Purpose of the Data Protection Act 1998

The Data Protection Act exists to provide a framework for the proper management of personal data. The Act defines personal data as data which relate to a living individual who can be identified from those data. The Act places responsibilities upon individuals and organisations that process personal data and establishes specific rights for data subjects (the individuals who are the subject of the data) in relation to their personal data.

Data Protection principles

At the core of the Act are eight data protection principles. Any individual or organisation processing personal data is required by law to ensure that any personal data in their possession is managed in accordance with these key rules.

Data must be:

  1. processed fairly (i.e. the data subject is aware how their data will be used) and lawfully;
  2. obtained for a specified and lawful purpose and not processed in any manner incompatible with the purpose; 
  3. adequate, relevant and not excessive for the purpose; 
  4. accurate and up-to-date;
  5. not kept for longer than necessary for the purpose; 
  6. processed in accordance with the data subject’s rights;
  7. kept safe and secure from unauthorised processing, or accidental loss, damage or destruction;
  8. not transferred to a country or territory outside the European Economic Area unless that country has equivalent levels of protection for personal data.

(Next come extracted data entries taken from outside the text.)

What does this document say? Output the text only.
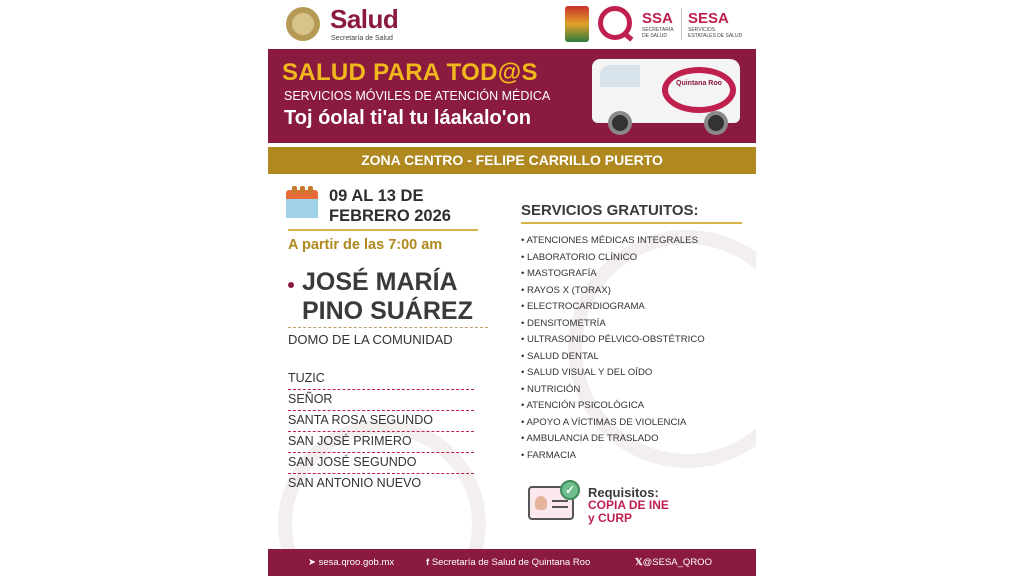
Salud
Secretaría de Salud
SSA
SECRETARÍA DE SALUD
SESA
SERVICIOS ESTATALES DE SALUD
SALUD PARA TOD@S
SERVICIOS MÓVILES DE ATENCIÓN MÉDICA
Toj óolal ti'al tu láakalo'on
Quintana Roo
ZONA CENTRO - FELIPE CARRILLO PUERTO
09 AL 13 DE
FEBRERO 2026
A partir de las 7:00 am
JOSÉ MARÍA
PINO SUÁREZ
DOMO DE LA COMUNIDAD
TUZIC
SEÑOR
SANTA ROSA SEGUNDO
SAN JOSÉ PRIMERO
SAN JOSÉ SEGUNDO
SAN ANTONIO NUEVO
SERVICIOS GRATUITOS:
• ATENCIONES MÉDICAS INTEGRALES
• LABORATORIO CLÍNICO
• MASTOGRAFÍA
• RAYOS X (TORAX)
• ELECTROCARDIOGRAMA
• DENSITOMETRÍA
• ULTRASONIDO PÉLVICO-OBSTÉTRICO
• SALUD DENTAL
• SALUD VISUAL Y DEL OÍDO
• NUTRICIÓN
• ATENCIÓN PSICOLÓGICA
• APOYO A VÍCTIMAS DE VIOLENCIA
• AMBULANCIA DE TRASLADO
• FARMACIA
✓ Requisitos:
COPIA DE INE
y CURP
➤ sesa.qroo.gob.mx	f Secretaría de Salud de Quintana Roo	𝕏@SESA_QROO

Personal data collected for research purposes

Researchers are required to comply with the requirements established by the data protection principles. However, the legislation contains an exemption which entails that some of these rules are slightly different when collecting and processing personal data for research purposes.

Data gathered for the purposes of research activity are exempt from being processed in accordance with the second and fifth data protection principles. This means that personal information can be processed for purposes other than those for which it was originally obtained and it can be held indefinitely. These exemptions only apply if the personal data are not processed to support measures or decisions relating to particular individuals and are not processed in such a way that substantial damage or distress may be caused to any of the data subjects.

In practice this means that researchers can keep records of questionnaires and contacts so that research can be re-visited at a later date or data can be subsequently re-analysed in support of a research project looking at an associated area. However, it is vital that, despite these exemptions, researchers understand that the Act does not provide a blanket exemption from all the data protection principles for data provided and used for research purposes. Researchers using personal data should be aware that most of the data protection principles still apply (the requirement to keep data secure being a particular concern) and that specific measures must be taken on each occasion data are collected for research purposes.

Fully Anonymised Data

If the data are completely and genuinely anonymised and no key to the identity of the data subject is held by (or is likely to come into the possession of) a researcher, then the Data Protection Act does not apply as such information is not considered to be personal data within the terms of the Act (i.e. data which relate to a living individual who can be identified from those data). It should be noted though that true anonymisation of data is difficult to achieve in practice and if identification is at all possible then the Act does still apply.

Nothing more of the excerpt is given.